Russian Foreign Minister Sergei Lavrov

The Russian foreign minister says the current state of the relations between Russia and the European Union (EU) is “deplorable,” regretting the fact that the bloc’s policy is aimed at restraining Moscow.

Foreign Minister Sergei Lavrov made the remark at a joint press conference with his Austrian counterpart, Alexander Schallenberg, in Vienna on Wednesday, saying that contacts between Moscow and Brussels had degraded to the lowest level, the TASS news agency reported.

“We paid particular attention to developments on the European continent, including the deplorable situation in relations between Russia and the European Union. Contacts with Brussels have been reduced to a minimum as a result of the EU’s policy aimed at containing Russia,” Lavrov said.

Relations between Moscow and the EU have been deteriorating since 2014, when the then-Ukrainian territory of Crimea voted in a referendum to fall under Russian sovereignty. The EU refused to recognize the referendum results and imposed sanctions on Moscow.

Furthermore, the EU, as well as Ukraine and the US, claim that Russia has a hand in an ongoing conflict that erupted in the Donbass region of Ukraine between government forces and ethnic Russians in 2014. The West imposed sanctions on Russia after accusing it of interfering in the conflict. Moscow denies that allegation.

“For our part, we expressed readiness to boost pragmatic dialog with the European Union and its member states based solely on equality and mutual respect, and search for agreements in areas of mutual interest,” Lavrov further said.

Elsewhere in his remarks, the Russian top diplomat said that opposition blogger Alexei Navalny, who had been mentioned by Schallenberg at the presser, was serving his sentence for economic crimes.

Navalny claimed he was poisoned in Russia by the Russian government last year, an accusation that Moscow rejected as baseless. He was immediately flown to Germany for alleged treatment. When the German government repeated the claim of poisoning, Russia offered to cooperate in an investigation and asked for a review of the relevant biomaterial, which Berlin then denied to grant. The German government has not produced any evidence to this day.

Moscow, which continues to reject the allegation, says the case is made up and the West is exploiting it for political reasons and as a pretext to impose more sanctions against Russia.

Navalny later returned to Russia and was detained for violating the terms of a parole in an earlier financial corruption conviction.

“As for Navalny, our Western colleagues have stopped talking about the need to complete the investigation into his so-called poisoning,” Lavrov said.

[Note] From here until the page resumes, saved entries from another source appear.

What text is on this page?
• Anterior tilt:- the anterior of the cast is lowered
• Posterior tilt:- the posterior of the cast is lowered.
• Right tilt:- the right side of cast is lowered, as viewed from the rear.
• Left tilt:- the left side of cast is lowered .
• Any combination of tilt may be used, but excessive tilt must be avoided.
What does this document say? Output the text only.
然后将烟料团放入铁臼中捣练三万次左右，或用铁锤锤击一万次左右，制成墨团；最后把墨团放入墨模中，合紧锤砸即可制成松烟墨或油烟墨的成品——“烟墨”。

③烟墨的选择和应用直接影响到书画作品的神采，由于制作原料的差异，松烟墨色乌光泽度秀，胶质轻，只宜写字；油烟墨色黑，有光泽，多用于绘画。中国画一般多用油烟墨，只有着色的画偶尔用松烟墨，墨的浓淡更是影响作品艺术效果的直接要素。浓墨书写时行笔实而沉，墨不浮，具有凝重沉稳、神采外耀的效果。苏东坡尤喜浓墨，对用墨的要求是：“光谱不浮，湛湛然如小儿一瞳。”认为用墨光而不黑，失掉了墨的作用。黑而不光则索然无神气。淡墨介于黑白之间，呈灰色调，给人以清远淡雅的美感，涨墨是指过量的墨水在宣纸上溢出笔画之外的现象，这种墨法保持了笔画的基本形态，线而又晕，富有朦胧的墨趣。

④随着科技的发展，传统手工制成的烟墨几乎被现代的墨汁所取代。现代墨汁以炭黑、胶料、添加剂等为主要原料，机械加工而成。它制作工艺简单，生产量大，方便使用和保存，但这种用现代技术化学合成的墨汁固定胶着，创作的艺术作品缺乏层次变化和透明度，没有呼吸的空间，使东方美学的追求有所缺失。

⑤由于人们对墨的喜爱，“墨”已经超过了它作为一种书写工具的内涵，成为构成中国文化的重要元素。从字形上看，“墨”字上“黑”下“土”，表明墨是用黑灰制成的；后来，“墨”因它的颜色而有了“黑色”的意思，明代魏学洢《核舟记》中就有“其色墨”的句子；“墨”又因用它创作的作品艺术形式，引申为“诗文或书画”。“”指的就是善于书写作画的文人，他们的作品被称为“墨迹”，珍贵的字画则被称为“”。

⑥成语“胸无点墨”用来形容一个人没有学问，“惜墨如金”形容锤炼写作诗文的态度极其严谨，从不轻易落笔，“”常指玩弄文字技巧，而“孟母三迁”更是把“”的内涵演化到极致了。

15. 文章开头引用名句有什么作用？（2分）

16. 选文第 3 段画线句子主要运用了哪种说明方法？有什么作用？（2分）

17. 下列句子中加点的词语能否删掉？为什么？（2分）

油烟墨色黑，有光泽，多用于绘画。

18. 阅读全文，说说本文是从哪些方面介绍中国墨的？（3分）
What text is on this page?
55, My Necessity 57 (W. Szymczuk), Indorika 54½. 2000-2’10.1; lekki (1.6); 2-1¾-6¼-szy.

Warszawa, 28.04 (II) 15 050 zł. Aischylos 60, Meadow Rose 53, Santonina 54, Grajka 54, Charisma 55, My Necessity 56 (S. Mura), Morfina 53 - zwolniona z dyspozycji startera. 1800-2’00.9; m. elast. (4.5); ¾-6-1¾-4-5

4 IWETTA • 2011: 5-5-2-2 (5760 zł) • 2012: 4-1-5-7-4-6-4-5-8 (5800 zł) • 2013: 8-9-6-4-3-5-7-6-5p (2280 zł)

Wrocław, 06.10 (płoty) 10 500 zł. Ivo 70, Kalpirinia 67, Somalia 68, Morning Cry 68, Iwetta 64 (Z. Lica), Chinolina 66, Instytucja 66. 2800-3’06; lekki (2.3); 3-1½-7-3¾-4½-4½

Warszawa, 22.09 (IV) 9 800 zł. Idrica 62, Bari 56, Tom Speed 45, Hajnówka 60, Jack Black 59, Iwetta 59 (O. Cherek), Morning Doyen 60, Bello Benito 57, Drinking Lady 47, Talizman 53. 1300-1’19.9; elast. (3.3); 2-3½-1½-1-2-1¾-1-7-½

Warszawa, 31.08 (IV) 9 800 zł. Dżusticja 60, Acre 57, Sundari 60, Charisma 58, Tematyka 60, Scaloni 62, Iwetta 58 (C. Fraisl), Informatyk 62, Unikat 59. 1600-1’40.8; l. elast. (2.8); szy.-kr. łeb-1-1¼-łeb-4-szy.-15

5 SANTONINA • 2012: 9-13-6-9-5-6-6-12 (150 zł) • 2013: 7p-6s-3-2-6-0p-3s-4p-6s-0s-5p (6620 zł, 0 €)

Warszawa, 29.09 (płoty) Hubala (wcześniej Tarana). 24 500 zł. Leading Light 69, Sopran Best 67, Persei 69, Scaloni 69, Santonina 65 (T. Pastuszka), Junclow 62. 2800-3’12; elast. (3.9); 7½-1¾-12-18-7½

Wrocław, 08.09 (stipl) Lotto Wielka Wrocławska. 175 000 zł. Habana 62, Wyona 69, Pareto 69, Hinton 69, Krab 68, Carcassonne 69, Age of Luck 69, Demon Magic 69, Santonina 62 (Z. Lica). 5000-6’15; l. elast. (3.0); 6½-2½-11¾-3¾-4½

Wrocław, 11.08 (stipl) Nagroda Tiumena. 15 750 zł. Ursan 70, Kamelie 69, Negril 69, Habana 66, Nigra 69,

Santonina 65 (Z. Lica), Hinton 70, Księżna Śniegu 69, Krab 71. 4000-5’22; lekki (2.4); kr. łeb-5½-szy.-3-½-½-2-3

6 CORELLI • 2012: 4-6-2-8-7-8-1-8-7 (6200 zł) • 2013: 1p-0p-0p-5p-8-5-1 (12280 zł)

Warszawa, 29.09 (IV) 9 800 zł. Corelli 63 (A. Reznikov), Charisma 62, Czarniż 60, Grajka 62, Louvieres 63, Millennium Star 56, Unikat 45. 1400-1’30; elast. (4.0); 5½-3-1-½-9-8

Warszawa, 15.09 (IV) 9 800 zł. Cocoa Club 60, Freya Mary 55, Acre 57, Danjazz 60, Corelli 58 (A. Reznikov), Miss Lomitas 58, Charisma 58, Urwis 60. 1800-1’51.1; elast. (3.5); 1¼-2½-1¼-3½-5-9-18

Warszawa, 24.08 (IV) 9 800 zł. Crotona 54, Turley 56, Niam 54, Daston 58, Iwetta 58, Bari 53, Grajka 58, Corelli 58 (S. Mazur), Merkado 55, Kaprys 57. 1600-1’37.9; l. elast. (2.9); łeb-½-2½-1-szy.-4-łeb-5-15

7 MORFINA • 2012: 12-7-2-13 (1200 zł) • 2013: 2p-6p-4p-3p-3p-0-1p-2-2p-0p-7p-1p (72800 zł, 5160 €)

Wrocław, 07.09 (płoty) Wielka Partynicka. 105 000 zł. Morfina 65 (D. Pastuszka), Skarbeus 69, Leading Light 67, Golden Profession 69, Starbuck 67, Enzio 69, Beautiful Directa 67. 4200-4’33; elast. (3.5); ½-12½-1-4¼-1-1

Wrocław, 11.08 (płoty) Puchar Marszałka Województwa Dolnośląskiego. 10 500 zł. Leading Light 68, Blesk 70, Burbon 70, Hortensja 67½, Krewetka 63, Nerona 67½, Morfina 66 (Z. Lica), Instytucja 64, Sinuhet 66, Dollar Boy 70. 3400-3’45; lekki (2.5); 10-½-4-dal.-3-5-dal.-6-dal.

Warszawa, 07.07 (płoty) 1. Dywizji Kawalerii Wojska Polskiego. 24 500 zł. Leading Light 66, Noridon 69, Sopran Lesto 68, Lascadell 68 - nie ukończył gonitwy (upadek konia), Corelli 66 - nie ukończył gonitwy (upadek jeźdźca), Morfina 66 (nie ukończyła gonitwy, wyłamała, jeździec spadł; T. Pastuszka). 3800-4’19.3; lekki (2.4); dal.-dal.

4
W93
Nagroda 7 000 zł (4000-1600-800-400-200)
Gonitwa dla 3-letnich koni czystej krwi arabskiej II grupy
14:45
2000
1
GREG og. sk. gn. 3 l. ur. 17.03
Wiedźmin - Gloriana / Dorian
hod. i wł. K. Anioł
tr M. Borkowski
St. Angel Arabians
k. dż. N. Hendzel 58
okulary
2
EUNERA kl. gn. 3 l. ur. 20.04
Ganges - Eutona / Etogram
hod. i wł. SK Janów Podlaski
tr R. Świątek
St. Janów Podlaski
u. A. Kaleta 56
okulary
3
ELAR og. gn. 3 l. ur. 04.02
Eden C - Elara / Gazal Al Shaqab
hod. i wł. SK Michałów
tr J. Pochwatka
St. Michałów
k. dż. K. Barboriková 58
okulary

“I won’t list all the inconsistencies and contradictions related to this issue. I would just urge all who seek the truth to have a look at the German government’s official responses to a [Russian] parliamentary request [for evidence]. The responses were made public a couple of months ago, I think, at a Bundestag session. There are protocols, go read them, it’s very interesting,” he added.

However, Lavrov stressed that Moscow was ready to develop a mutually beneficial and respectful dialog aimed at resolving differences with Brussels despite the deterioration in relations in recent years.